China recently lifted the ban on gaming consoles, which has been in place since 2000, as part of the economic reforms being piloted in the Shanghai Free Trade Zone (FTZ). But it might be too early for foreign game makers to rejoice as piracy, regulatory approval and China’s home-grown gaming culture could all stand in the way of their success.

Initially, the ban was put in place to protect China’s youth from unwanted cultural influences, reflecting the same sensitivities that apply to all media products, and not just those from foreign companies, the China Economic Review reported on Tuesday. Speculation of the ban being lifted has been around for years, and the decision now to lift it represents part of a broader effort from the Chinese government to stimulate investment in new industries.

“[The political forces] involved in this [FTZ] would like to see ‘new’ media and entertainment such as computer games growing in China,” said Johan Olausson, a manager with consultancy Bamboo Business Communications.

China has some 180 million gamers, creating a potential market for foreign game makers that is larger than the total population of Japan and is projected to reach $13.1 billion in value this year. That untapped potential could be just what Japanese industry pioneers Nintendo Co., Ltd (TYO:7974) and Sony Corporation (NYSE:SNE) need to turn things around. Both companies have seen a sharp decline in their computer gaming business as consumers in developed markets play more games online and on mobile devices.

But, of course, doing business in China is never easy, and with regulations and rules surrounding the FTZ hazy at best, restrictions and uncertainties remain. First, foreign-funded console and game makers must set up a domestic operation in the FTZ to sell their products in China. Building factories in the FTZ would have to take account of the rising product costs and higher wages.

In addition, consoles still need to be cleared by regulators, and the Ministry of Culture will need to approve the games themselves, both approval processes will likely be long and not exactly enjoyable, with China’s notorious bureaucratic red tapes, according to the China Economic Review.

“At the moment there are a lot of uncertainties related to the FTZ and it's hard to know how long things will take, what kind of business licenses will be needed, if you would have to locate hardware production to the actual FTZ,” said Olausson.

To make matters worse, piracy has always stood in the way of media success in China. Books, movies, and of course, games can be bought for cheap on the grey market due to the lax enforcement of the intellectual property regulations. A game that retails for up to $60 in the U.S. is often hawked for just a few dollars by street vendors.

The biggest challenge, however, for consoles to become successful in China is that PCs have become the defacto gaming platforms in the absence of other options over the past 13 years, and online PC games will likely continue to dominate the domestic market, according to Lisa Hanson, managing partner at Niko Partners.
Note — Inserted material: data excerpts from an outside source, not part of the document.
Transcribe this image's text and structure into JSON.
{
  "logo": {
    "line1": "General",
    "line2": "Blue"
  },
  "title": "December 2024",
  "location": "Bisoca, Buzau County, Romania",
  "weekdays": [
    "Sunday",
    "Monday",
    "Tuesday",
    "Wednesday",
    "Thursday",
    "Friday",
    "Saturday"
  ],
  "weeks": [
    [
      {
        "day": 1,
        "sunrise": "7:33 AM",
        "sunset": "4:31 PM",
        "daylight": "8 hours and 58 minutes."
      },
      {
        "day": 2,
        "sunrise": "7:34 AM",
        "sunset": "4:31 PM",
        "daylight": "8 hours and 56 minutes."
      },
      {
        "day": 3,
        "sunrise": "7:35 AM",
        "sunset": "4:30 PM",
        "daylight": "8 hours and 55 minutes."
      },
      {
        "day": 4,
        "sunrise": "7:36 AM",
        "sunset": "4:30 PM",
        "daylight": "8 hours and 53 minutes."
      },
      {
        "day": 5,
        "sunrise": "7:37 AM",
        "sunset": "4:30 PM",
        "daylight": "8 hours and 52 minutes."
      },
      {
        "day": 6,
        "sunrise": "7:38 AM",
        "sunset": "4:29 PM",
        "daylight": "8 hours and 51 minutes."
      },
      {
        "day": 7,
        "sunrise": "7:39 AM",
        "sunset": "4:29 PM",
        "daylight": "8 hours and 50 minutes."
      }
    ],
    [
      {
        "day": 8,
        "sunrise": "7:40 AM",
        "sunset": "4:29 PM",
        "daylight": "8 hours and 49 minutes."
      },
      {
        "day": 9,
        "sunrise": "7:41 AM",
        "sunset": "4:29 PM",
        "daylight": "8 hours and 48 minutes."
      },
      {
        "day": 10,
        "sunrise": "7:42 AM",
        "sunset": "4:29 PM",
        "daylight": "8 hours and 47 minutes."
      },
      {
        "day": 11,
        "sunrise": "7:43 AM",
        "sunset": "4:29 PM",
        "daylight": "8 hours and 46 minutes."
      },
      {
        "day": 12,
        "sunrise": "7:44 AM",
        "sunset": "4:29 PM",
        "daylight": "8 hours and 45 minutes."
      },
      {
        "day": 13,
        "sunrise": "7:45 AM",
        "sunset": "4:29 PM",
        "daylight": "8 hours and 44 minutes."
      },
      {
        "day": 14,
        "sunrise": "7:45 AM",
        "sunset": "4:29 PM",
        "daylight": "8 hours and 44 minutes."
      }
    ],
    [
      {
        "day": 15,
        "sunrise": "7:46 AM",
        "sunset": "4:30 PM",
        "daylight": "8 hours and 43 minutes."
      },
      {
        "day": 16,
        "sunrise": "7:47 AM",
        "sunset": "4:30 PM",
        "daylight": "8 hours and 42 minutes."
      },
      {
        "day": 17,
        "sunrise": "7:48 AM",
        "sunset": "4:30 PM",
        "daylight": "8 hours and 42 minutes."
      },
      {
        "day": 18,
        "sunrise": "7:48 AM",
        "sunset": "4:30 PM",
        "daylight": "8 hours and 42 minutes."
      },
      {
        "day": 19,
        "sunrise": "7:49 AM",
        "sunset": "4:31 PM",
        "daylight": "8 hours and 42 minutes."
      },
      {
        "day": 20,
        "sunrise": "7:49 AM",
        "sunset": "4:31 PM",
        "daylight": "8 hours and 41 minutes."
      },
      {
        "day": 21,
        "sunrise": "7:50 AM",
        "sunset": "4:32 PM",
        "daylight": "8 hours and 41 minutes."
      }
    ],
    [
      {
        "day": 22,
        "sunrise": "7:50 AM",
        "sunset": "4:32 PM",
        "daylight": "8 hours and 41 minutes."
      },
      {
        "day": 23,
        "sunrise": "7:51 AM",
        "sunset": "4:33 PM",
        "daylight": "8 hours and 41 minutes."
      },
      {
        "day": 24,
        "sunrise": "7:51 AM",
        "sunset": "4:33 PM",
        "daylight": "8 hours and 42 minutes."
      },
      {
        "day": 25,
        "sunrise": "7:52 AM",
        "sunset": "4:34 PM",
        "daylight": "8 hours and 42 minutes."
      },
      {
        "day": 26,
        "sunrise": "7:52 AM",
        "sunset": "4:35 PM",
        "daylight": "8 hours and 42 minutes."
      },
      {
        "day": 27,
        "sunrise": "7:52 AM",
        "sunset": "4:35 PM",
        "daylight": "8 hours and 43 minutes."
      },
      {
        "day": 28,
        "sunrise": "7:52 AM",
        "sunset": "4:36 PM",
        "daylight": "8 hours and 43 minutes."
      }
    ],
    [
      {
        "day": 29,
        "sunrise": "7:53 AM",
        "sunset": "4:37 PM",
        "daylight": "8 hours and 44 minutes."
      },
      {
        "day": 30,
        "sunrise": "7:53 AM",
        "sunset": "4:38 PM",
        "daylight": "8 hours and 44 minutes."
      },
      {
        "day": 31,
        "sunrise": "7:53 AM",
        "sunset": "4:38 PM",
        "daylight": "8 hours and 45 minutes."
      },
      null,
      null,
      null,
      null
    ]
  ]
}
Despite these challenges, the allure of the Chinese market is strong, and companies like Sony, Nintendo and Microsoft Corporation (Nasdaq:MSFT) will not be so easily discouraged. In order to be successful, they will need to adapt to the local market, Hanson said, which could potentially mean distributing games for free but charging for in-game upgrades and services, similar to the online PC gaming model, as well as being flexible in pricing.

Microsoft has already announced a deal with local media firm BesTV to develop “family games and related services” with a total investment of up to $237 million, the China Economic Review reported.